The options I think I have are: 1. scale the velocity of the bead so that the temperature is a constant. 2. scale the relative velocity to the center of the mass, so that the vibrational energy is conservative. 3. apply a Langevin thermostat so that the beads feel friction between each other and have the some random impulse from the solvent.
The option 2 and 3 seem to be the two best candidates. But will the option 3 be better for this?
On Nov 3, 2014, at 5:39 AM, Florian Weik wrote:
as Xikai Jiang wrote ESPResSo does not implement velocity rescaling thermostats (one of the reasons for that is that there are well known difficulties with this approach, if you don't now about that you should google for "Flying ice cube" effect.). The default thermostat in ESPResSo is a Langevin thermostat. DPD can also be used, but this is not the default approach and should only be used if the other features of DPD are needed. Langevin dynamics introduces a friction term into the equations of motion for the particles which is proportional to the velocity of the particle. The translational velocity you get is the one at which the electric force on your chain and the friction force on its particles are in balance. As such the stationary velocity you get depends on the friction you choose. This somewhat models the interaction between molecules and the solvent which in typical physical situations is present in reality. The DPD thermostat can be configured in such a way that it only has friction on the particle-particle interactions, so that the center of mass movement hast no dampening on it. In this case the translational velocity will diverge with time, because the external field keeps pumping energy into the system but no energy is dissipated.

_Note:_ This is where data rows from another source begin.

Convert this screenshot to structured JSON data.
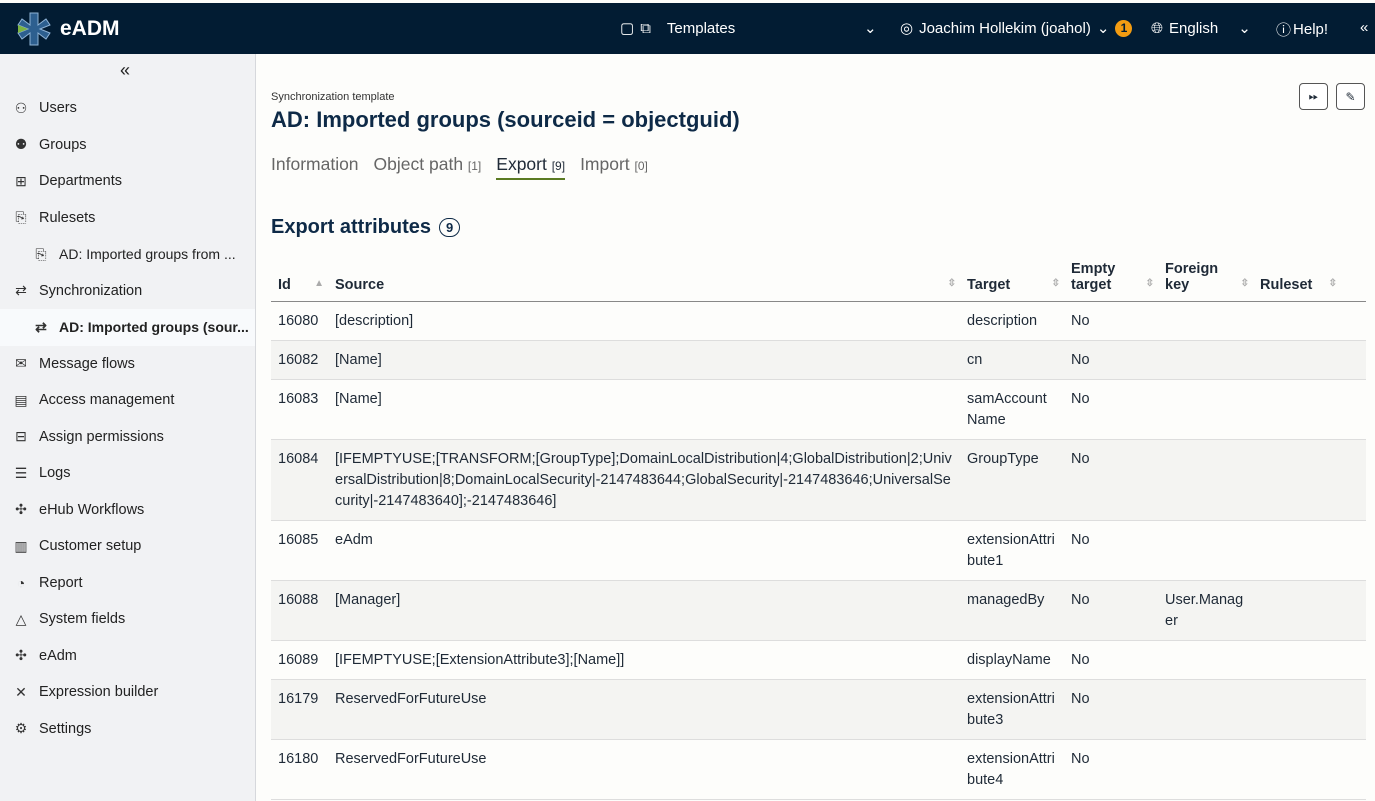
{
  "header": {
    "brand": "eADM",
    "context": "Templates",
    "user": "Joachim Hollekim (joahol)",
    "notifications": "1",
    "language": "English",
    "help": "Help!"
  },
  "sidebar": {
    "items": [
      {
        "label": "Users",
        "icon": "user-icon"
      },
      {
        "label": "Groups",
        "icon": "groups-icon"
      },
      {
        "label": "Departments",
        "icon": "org-chart-icon"
      },
      {
        "label": "Rulesets",
        "icon": "ruleset-icon"
      },
      {
        "label": "AD: Imported groups from ...",
        "icon": "ruleset-icon",
        "sub": true
      },
      {
        "label": "Synchronization",
        "icon": "sync-icon"
      },
      {
        "label": "AD: Imported groups (sour...",
        "icon": "sync-icon",
        "sub": true,
        "active": true
      },
      {
        "label": "Message flows",
        "icon": "message-icon"
      },
      {
        "label": "Access management",
        "icon": "access-icon"
      },
      {
        "label": "Assign permissions",
        "icon": "permissions-icon"
      },
      {
        "label": "Logs",
        "icon": "logs-icon"
      },
      {
        "label": "eHub Workflows",
        "icon": "puzzle-icon"
      },
      {
        "label": "Customer setup",
        "icon": "building-icon"
      },
      {
        "label": "Report",
        "icon": "report-icon"
      },
      {
        "label": "System fields",
        "icon": "shapes-icon"
      },
      {
        "label": "eAdm",
        "icon": "puzzle-info-icon"
      },
      {
        "label": "Expression builder",
        "icon": "tools-icon"
      },
      {
        "label": "Settings",
        "icon": "gear-icon"
      }
    ]
  },
  "page": {
    "kicker": "Synchronization template",
    "title": "AD: Imported groups (sourceid = objectguid)",
    "tabs": [
      {
        "label": "Information",
        "count": ""
      },
      {
        "label": "Object path",
        "count": "[1]"
      },
      {
        "label": "Export",
        "count": "[9]"
      },
      {
        "label": "Import",
        "count": "[0]"
      }
    ],
    "section": "Export attributes",
    "section_count": "9"
  },
  "table": {
    "columns": [
      "Id",
      "Source",
      "Target",
      "Empty target",
      "Foreign key",
      "Ruleset"
    ],
    "rows": [
      [
        "16080",
        "[description]",
        "description",
        "No",
        "",
        ""
      ],
      [
        "16082",
        "[Name]",
        "cn",
        "No",
        "",
        ""
      ],
      [
        "16083",
        "[Name]",
        "samAccountName",
        "No",
        "",
        ""
      ],
      [
        "16084",
        "[IFEMPTYUSE;[TRANSFORM;[GroupType];DomainLocalDistribution|4;GlobalDistribution|2;UniversalDistribution|8;DomainLocalSecurity|-2147483644;GlobalSecurity|-2147483646;UniversalSecurity|-2147483640];-2147483646]",
        "GroupType",
        "No",
        "",
        ""
      ],
      [
        "16085",
        "eAdm",
        "extensionAttribute1",
        "No",
        "",
        ""
      ],
      [
        "16088",
        "[Manager]",
        "managedBy",
        "No",
        "User.Manager",
        ""
      ],
      [
        "16089",
        "[IFEMPTYUSE;[ExtensionAttribute3];[Name]]",
        "displayName",
        "No",
        "",
        ""
      ],
      [
        "16179",
        "ReservedForFutureUse",
        "extensionAttribute3",
        "No",
        "",
        ""
      ],
      [
        "16180",
        "ReservedForFutureUse",
        "extensionAttribute4",
        "No",
        "",
        ""
      ]
    ]
  }
}
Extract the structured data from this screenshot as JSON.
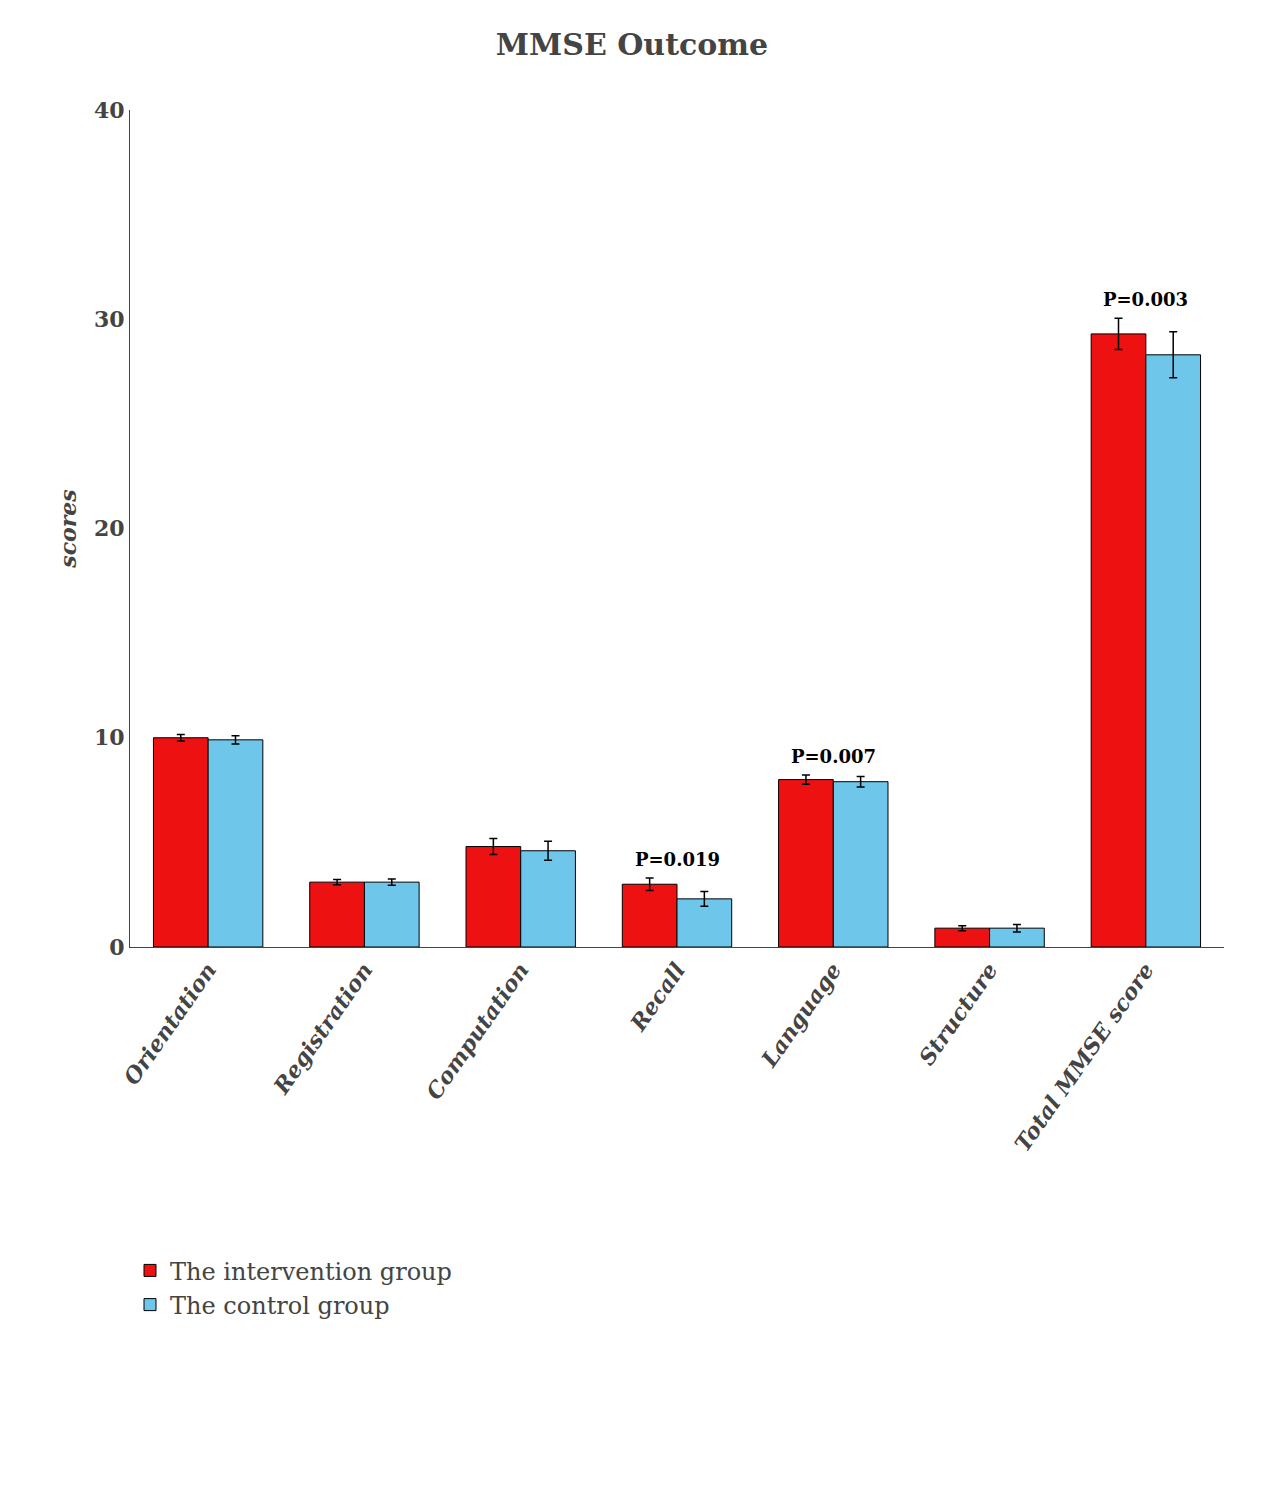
{
  "chart_data": {
    "type": "bar",
    "title": "MMSE Outcome",
    "ylabel": "scores",
    "categories": [
      "Orientation",
      "Registration",
      "Computation",
      "Recall",
      "Language",
      "Structure",
      "Total MMSE score"
    ],
    "series": [
      {
        "name": "The intervention group",
        "color": "#EE1111",
        "values": [
          10.0,
          3.1,
          4.8,
          3.0,
          8.0,
          0.9,
          29.3
        ],
        "errors": [
          0.15,
          0.12,
          0.38,
          0.3,
          0.22,
          0.12,
          0.75
        ]
      },
      {
        "name": "The control group",
        "color": "#6EC6EA",
        "values": [
          9.9,
          3.1,
          4.6,
          2.3,
          7.9,
          0.9,
          28.3
        ],
        "errors": [
          0.2,
          0.15,
          0.45,
          0.35,
          0.25,
          0.18,
          1.1
        ]
      }
    ],
    "ylim": [
      0,
      40
    ],
    "yticks": [
      0,
      10,
      20,
      30,
      40
    ],
    "grid": false,
    "legend": "bottom",
    "annotations": [
      {
        "category": "Recall",
        "text": "P=0.019"
      },
      {
        "category": "Language",
        "text": "P=0.007"
      },
      {
        "category": "Total MMSE score",
        "text": "P=0.003"
      }
    ]
  }
}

Typical (coarse grained) simulations of charged polymers use the Langevin thermostat, or something more elaborate like a Lattice-Boltzmann fluid if hydrodynamic interactions should be explicitly modeled.
The choice of the thermostat is not a merely technical one, but should correspond to the physics of you system. Please read the relevant sections of the ESPResSo User's guide before you start simulations. If you want further help, you should describe more closely to what end you want to do your simulation and what physics you want to capture.